The one element of curating this blog that never ceases to astound me is the willingness with which people donate their free time and skill to further research the subjects presented. Last week, you’ll surely recall, there was a huge amount of interest in the story and history of Goblins Pit, Goblins Pit Wood, and the Derry family who lived there. This tiny hamlet, just on the Green Lane between Walsall Wood and Shelfield, seems to have a really engaging history and an important place in the development of Bullings Heath and the wider Walsall Wood.
Research dynamo Andy Dennis – a man of many talents to whom I owe a tremendous debt of gratitude – has put in an immense amount of work and drawn up a diagram of the known history of the Derrys and the houses at Goblins Pit. It’s wonderful, and you may want to download it and print it. It’s quite a big image.
Andy also kindly downloaded the further instalments of ‘The Poor Widow’s Offering’ Which I have combined into a handy, download and print PDF file for your perusal. Download it from the below link (it’s 3.3 megabytes in size, so it may take a while on a slow connection):
Andy had the following to say:
As promised, further episodes of the Charles Derry story. I’m not sure how interested people will be as the narrative is increasingly swamped by an account of his developing faith and leanings toward the Latter Day Saints.

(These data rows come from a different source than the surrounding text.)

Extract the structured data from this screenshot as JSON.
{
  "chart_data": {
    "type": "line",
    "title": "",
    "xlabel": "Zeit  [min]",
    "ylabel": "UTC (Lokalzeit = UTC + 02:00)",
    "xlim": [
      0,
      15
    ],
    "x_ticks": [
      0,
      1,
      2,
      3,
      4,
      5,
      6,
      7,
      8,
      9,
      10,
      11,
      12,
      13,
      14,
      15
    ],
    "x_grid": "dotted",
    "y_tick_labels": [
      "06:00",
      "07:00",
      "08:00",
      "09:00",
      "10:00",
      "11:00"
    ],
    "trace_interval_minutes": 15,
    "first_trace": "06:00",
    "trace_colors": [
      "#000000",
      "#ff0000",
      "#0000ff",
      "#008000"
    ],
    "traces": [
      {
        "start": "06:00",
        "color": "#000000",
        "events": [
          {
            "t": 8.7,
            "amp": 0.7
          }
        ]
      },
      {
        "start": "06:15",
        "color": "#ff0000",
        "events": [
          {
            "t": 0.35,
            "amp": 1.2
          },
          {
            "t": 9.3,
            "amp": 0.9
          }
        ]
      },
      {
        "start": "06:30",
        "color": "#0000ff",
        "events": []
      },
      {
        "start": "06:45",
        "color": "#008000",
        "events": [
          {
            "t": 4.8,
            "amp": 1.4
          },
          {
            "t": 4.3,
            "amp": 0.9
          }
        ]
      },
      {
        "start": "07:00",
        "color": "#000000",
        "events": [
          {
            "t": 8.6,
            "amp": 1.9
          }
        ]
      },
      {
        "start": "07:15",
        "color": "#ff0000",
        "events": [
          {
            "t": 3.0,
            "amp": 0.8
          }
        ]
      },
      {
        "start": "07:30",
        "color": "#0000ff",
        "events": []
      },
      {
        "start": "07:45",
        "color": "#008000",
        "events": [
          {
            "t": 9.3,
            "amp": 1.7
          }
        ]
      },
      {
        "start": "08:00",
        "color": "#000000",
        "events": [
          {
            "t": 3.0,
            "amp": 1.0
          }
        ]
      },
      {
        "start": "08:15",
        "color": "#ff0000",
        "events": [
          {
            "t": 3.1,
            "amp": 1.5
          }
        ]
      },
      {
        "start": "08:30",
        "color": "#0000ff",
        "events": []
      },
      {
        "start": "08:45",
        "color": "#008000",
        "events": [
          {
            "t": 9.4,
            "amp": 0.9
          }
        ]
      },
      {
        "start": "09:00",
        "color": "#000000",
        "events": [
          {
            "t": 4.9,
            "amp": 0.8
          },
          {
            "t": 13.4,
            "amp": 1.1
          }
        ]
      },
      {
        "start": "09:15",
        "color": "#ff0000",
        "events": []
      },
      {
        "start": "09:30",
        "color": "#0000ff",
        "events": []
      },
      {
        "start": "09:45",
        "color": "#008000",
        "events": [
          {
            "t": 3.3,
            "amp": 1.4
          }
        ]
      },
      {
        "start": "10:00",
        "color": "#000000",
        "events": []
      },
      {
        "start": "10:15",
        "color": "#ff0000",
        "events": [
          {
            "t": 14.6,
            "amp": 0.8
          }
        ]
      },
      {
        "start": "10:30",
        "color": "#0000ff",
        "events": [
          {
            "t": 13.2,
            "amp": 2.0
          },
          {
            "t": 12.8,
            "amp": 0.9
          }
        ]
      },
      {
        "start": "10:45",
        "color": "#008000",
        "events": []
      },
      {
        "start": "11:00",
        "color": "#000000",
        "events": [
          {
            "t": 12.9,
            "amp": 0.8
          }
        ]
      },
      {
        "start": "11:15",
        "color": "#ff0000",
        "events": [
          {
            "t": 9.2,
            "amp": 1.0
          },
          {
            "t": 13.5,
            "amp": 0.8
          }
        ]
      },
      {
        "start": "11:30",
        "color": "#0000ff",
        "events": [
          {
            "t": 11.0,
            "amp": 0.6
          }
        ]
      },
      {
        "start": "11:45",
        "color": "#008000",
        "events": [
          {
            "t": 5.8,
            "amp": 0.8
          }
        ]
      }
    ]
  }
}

I have also found various other related bits of information about his family and will forward when I’ve tidied it up. If nothing else, it will at least help some people in the USA who are trying to trace their ancestors through Charles and his brother George.
I reiterate – I’m massively grateful to Andy for his wonderful contributions, on a whole range of stuff. His input on the Tesco planning issue was also calm, informed, and worthy of wider attention. Cheers old chap, I owe you a pint.